A statue of country music singer and Arkansas native Johnny Cash is unveiled as US House Minority Leader Hakeem Jeffries (2nd L), Democrat of New York, and Speaker of the House Mike Johnson (3rd L), alongside members of the Cash family, watch in Emancipation Hall on Capitol Hill in Washington, DC, on September 24, 2024. Saul Loeb/Getty Images

Visitors to the U.S. Capitol can now find iconic singer-songwriter Johnny Cash among the statues honoring notable Americans from each state.

Representing Cash's home state of Arkansas, the Capitol building's latest addition marks the first time a professional musician has been included. Members of the Cash family joined congressional leaders from both sides of the aisle at the statue's unveiling ceremony Tuesday.

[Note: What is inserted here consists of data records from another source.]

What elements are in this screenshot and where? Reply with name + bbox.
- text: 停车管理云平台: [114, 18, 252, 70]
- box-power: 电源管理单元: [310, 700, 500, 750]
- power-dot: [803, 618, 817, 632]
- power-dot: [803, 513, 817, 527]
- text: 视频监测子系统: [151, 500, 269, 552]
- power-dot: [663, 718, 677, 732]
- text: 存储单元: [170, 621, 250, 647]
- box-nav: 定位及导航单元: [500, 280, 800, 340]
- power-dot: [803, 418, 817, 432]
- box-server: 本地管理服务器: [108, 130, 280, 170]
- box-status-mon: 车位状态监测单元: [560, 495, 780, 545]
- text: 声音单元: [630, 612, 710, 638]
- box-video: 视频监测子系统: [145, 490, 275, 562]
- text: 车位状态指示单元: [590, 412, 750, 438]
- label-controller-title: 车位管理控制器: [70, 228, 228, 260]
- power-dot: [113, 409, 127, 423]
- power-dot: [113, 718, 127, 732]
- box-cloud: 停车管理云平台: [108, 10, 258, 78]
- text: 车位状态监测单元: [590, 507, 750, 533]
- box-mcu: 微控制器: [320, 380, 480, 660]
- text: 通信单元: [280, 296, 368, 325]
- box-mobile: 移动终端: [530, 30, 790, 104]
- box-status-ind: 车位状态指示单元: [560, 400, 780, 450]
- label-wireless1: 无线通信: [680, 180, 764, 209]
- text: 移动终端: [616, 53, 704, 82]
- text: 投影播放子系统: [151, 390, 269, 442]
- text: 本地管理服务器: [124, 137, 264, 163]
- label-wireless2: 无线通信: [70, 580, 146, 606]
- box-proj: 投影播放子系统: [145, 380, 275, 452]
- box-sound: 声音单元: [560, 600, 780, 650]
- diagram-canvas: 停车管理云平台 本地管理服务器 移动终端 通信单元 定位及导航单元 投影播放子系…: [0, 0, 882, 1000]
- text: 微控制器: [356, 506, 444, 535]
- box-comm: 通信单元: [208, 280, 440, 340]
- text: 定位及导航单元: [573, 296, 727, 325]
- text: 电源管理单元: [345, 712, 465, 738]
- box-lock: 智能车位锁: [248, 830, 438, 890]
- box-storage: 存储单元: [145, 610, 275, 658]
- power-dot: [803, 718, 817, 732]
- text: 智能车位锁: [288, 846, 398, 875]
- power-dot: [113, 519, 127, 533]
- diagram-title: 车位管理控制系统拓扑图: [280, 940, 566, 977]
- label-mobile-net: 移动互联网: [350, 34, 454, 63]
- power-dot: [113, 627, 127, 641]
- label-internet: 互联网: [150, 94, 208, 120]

Each state donates two statues to the collection at the Capitol building, and Cash is the second sent by Arkansas this year. Previously a pair of obscure 19th century figures -- attorney Uriah Rose, and former Arkansas Gov. and Sen. James P. Clarke -- represented Arkansas, but the state voted in 2019 to have those statues replaced.

The great-great-grandson of James P. Clarke was among Arkansans who called for the change. In the Arkansas Times, Tucker wrote "the time has come for a conversation about who should represent Arkansas...for the time in which we live now." During his political career, Clarke advocated for the preservation of "white standards of civilization," an attitude Tucker disavowed "regardless of the time."

Arkansas unveiled the state's first updated statue at the Capitol earlier this year: a depiction of civil rights advocate, Daisy Bates. A leader in the National Association for the Advancement of Colored People (NAACP), Bates organized the group known as "The Little Rock Nine," comprised of nine Black students who pioneered desegregation in Arkansas after the landmark 1954 Supreme Court ruling against segregation in public schools.

The monument to Cash is the work of Natural State artist Kevin Kresse, who completed the piece with a sculpted guitar worn across the legendary musician's back, and a bible held at his side.

"Some may ask: Why should a musician have a statue here in the halls of the great American republic?" Speaker Mike Johnson (R-La.) said at the unveiling ceremony as reported by Associated Press. "The answer is pretty simple. It's because America is about more than laws and politics."

"This man was a living redemption story," Cash's daughter, Grammy-winning singer-songwriter Rosanne Cash, said at the unveiling ceremony. "He encountered darkness and met it with love."